其次,您只需遍历“真实”键,而不是合并提供的那些键,因此您不能使用 for key in
。
第三,如果它在其他地方,你需要合并键移动到映射的顶部。
(为调试目的添加了 level
参数)
def recursive_sort_mappings(s, level=0):
if isinstance(s, list):
for elem in s:
recursive_sort_mappings(elem, level=level+1)
return
if not isinstance(s, dict):
return
merge = getattr(s, merge_attrib, [None])[0]
if merge is not None and merge[0] != 0: # << not in first position, move it
setattr(s, merge_attrib, [(0, merge[1])])
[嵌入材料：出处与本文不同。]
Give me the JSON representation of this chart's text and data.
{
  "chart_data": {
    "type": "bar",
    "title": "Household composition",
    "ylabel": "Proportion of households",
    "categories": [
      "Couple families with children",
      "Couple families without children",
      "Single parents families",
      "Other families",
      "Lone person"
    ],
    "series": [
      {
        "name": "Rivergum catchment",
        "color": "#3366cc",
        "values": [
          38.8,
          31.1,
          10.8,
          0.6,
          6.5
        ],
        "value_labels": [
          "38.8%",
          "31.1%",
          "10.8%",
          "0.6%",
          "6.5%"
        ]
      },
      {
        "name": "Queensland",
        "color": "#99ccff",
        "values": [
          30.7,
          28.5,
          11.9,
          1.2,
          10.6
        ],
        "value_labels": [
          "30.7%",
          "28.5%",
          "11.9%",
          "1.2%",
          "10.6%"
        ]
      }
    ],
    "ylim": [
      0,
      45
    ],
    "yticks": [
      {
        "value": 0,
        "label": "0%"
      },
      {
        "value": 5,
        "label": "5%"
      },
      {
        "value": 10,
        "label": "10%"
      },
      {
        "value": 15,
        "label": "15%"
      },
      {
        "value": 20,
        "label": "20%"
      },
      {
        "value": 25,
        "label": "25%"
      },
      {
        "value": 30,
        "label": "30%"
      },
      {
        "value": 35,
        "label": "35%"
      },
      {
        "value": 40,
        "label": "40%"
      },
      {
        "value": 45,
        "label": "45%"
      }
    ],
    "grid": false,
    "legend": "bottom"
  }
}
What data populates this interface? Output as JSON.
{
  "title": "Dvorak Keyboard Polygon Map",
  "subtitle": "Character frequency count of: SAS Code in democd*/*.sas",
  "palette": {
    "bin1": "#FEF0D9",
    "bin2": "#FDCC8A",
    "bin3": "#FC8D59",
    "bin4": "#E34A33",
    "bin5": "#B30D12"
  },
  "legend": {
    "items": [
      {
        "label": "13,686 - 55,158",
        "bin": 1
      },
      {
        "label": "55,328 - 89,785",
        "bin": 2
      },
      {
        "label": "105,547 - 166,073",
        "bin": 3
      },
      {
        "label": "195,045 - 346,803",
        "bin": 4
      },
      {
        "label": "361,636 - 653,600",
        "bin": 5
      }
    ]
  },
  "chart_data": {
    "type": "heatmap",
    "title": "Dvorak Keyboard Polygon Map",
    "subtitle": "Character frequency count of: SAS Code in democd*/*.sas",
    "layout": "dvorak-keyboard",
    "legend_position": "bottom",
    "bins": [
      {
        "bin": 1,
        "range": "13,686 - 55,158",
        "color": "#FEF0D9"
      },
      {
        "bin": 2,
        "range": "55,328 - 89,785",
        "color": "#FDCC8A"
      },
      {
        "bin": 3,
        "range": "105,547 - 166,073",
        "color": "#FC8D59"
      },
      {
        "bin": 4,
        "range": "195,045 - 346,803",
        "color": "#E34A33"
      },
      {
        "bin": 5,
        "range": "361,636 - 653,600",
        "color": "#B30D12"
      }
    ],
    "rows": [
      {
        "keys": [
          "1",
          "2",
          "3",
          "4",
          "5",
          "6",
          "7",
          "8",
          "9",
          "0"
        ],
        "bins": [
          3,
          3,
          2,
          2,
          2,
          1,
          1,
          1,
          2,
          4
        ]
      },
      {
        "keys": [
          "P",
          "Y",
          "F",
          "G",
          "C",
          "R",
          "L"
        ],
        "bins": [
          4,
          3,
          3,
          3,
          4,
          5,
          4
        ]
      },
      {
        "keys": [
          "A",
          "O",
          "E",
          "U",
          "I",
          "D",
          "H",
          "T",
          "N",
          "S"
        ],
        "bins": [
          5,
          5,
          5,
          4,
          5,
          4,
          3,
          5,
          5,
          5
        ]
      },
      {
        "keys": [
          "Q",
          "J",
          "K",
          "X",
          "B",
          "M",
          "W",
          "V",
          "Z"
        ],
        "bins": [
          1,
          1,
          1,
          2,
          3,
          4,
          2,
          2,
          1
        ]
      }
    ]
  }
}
for key in sorted(s._ok): # _ok -> set of Own Keys, i.e. not merged in keys
value = s[key]
# print('v1', level, key, super(ruamel.yaml.comments.CommentedMap, s).keys())
recursive_sort_mappings(value, level=level+1)
# print('v2', level, key, super(ruamel.yaml.comments.CommentedMap, s).keys())
s.move_to_end(key)
din = yaml.load(yaml_in)
recursive_sort_mappings(din)
assert yaml.diff(din, yaml_out)
然后 diff 不再给出输出。